30 de enero
Hace un año se convirtió en una de esas fechas bisagra, que te marcan. Ese día nunca más va a ser igual, en realidad desde ese día nuestra vida nunca volvió a ser igual a lo que era.
Recuerdo perfectamente cada episodio de cada hora, la espera, las preguntas de los médicos orientadores, las caminatas por esos pasillos siguiendo líneas de colores, llevando a Bauti de la mano, que estaba cansado porque habíamos madrugado un día de vacaciones y porque ya el pie izquierdo ese día parecía que se arrastraba más, en cuestión de unos pocos días. Me acuerdo de los días previos. Se me vienen a la cabeza una y otra vez esos días de inquietud, de preocupación, de sospecha, de una intuición, quizás materna, de que algo no andaba nada bien. Una sospecha que si bien no se cumplió, se superó. Porque había algo tan malo, tan malo, tan terrible que no se me hubiera ni ocurrido sospechar, no sabía ni que existía. Nadie lo sabía, ni siquiera los que debieron alertarme, porque vaya si recorrimos profesionales el año anterior a ese 30 de enero.
Desde ese día, el miedo y la tristeza se apoderaron de nuestros días, estamos aprendiendo a vivir con el dolor, ese que me desgarró el alma con la confirmación de lo que tenia Bauti, ese dolor que aún no es tan oscuro ni tan grande, pero es el dolor más insoportable, el que ahoga, el que desespera, el que desesperanza, ese que a veces no lo puedo cargar.
Me tocó muchísimas veces recordar y relatar ese 30 de enero en cada encuentro con los tantos médicos que la enfermedad nos presentó, con cada terapeuta que empezó a hacer “algo” para paliar la Adrenoleucodistrofia, porque no hay más que eso.

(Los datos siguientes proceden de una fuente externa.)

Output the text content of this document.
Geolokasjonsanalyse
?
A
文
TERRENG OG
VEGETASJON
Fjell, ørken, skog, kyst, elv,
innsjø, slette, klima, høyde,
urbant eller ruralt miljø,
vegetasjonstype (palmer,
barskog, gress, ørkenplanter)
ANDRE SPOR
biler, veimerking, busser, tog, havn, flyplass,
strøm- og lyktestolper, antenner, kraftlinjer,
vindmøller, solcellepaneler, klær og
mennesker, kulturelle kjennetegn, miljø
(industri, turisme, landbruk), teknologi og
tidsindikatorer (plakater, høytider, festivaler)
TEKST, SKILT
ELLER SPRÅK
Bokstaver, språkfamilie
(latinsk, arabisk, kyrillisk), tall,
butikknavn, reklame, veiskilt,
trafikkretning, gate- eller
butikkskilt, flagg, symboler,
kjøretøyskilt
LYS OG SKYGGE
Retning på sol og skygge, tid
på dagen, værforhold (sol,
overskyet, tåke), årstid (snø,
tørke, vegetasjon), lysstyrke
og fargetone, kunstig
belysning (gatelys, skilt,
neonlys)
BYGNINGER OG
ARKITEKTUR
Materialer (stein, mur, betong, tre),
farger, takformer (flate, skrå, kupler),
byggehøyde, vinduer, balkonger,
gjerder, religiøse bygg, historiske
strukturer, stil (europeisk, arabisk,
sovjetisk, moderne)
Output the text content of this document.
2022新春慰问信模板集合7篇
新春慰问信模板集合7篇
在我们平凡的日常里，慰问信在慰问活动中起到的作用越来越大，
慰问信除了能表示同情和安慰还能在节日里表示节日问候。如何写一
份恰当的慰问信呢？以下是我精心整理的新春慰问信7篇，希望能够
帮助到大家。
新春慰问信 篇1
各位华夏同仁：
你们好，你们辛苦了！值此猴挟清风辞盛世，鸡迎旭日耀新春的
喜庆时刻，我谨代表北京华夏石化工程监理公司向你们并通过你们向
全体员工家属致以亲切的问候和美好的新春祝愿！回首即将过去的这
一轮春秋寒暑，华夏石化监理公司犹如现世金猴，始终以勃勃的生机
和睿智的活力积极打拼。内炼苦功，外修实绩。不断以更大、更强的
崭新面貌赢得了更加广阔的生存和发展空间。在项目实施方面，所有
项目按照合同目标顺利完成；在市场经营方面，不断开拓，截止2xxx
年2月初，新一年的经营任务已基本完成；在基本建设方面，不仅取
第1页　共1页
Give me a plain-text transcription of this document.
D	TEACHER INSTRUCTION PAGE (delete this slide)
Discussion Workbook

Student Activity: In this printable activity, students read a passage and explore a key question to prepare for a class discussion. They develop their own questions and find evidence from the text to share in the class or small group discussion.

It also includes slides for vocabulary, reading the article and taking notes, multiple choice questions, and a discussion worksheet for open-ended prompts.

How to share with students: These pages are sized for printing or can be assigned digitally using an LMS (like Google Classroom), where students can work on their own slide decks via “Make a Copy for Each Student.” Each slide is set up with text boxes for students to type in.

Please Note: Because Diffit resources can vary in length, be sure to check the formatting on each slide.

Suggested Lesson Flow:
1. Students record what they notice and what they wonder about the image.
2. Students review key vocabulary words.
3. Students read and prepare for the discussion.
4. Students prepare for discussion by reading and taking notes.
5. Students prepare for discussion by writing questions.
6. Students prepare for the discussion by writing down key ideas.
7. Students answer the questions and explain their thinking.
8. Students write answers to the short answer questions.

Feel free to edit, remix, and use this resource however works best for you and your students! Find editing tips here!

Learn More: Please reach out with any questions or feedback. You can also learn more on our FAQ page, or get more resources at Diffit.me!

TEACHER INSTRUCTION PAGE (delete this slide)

Y aún tengo grabada esa respuesta frente a mi pregunta: y si es eso, qué hay para hacer? “Nada, en el estado avanzado en el que está, solo paliativos, control de síntomas.
Y ahí mi bronca, mi impotencia, porque nadie me supo alertar sobre lo que estaba pasando y esta mierda tuvo que manifestarse con caídas, cuando ya era tarde. “El primero siempre llega tarde” me dijeron como sentencia de muerte, como un hachazo que derribó cualquier luz de esperanza que se podía prender.
Nunca me pregunté: por qué? Siempre, y lo sigo haciendo, me pregunto: cómo hacerlo? Cómo vamos a hacer?
Después de ese 30 de enero llegaron en un abrir y cerrar de ojos las caídas más frecuentes, la pérdida de equilibrio, los bastones, las sillas de ruedas, los pañales, los remedios que se fueron sumando, la sonda. Digo llegaron pensando en que vinieron porque la enfermedad se llevó de todo muy rápido, hasta su voz también se llevó y para eso sí que no pudo llegar nada que mitigue, que haga más fácil que pueda entenderlo a veces, o muchas veces en realidad.
Esa enfermedad me trajo otro hijo, Bauti no es el mismo nene hoy, un año después. Su entereza (aunque lógicamente flaqueó muchas veces), su fe, sus ganas, su disfrute, su capacidad de adaptación a los cambios más espantosos a los que alguien deba adecuarse, su mirada más iluminada y más profunda que nunca, su SONRISA, que doy lo que sea por que no se vaya borrando… está costando, lo sé, pero me sigo aferrando a eso. Eso me mantiene de pie, Rosi es mi motor, el amor que llega de mil formas, la aceptación de todo esto y la consciencia de exprimir este tiempo de la mejor manera posible, atesorando momentos.
Y acá estoy, mientras escribo vuelvo a sentir que esto no puede ser verdad, mientras recuerdo ese día mi alma se desgarra otro poco, como cuando lo veo llorar a él, a Rosi, como cada vez que soy consciente de lo que está viviendo.
Empapelaría las calles con la información de alerta que no tuve, la ADRENOLEUCODISTROFIA
debe poder ser tratable, detectada a tiempo para que todos puedan tener aunque sea la posibilidad de batallarla.
30 de enero, mi corazón se vuelve a quebrar otro poco. No hay palabras que alcancen, nunca las habrá.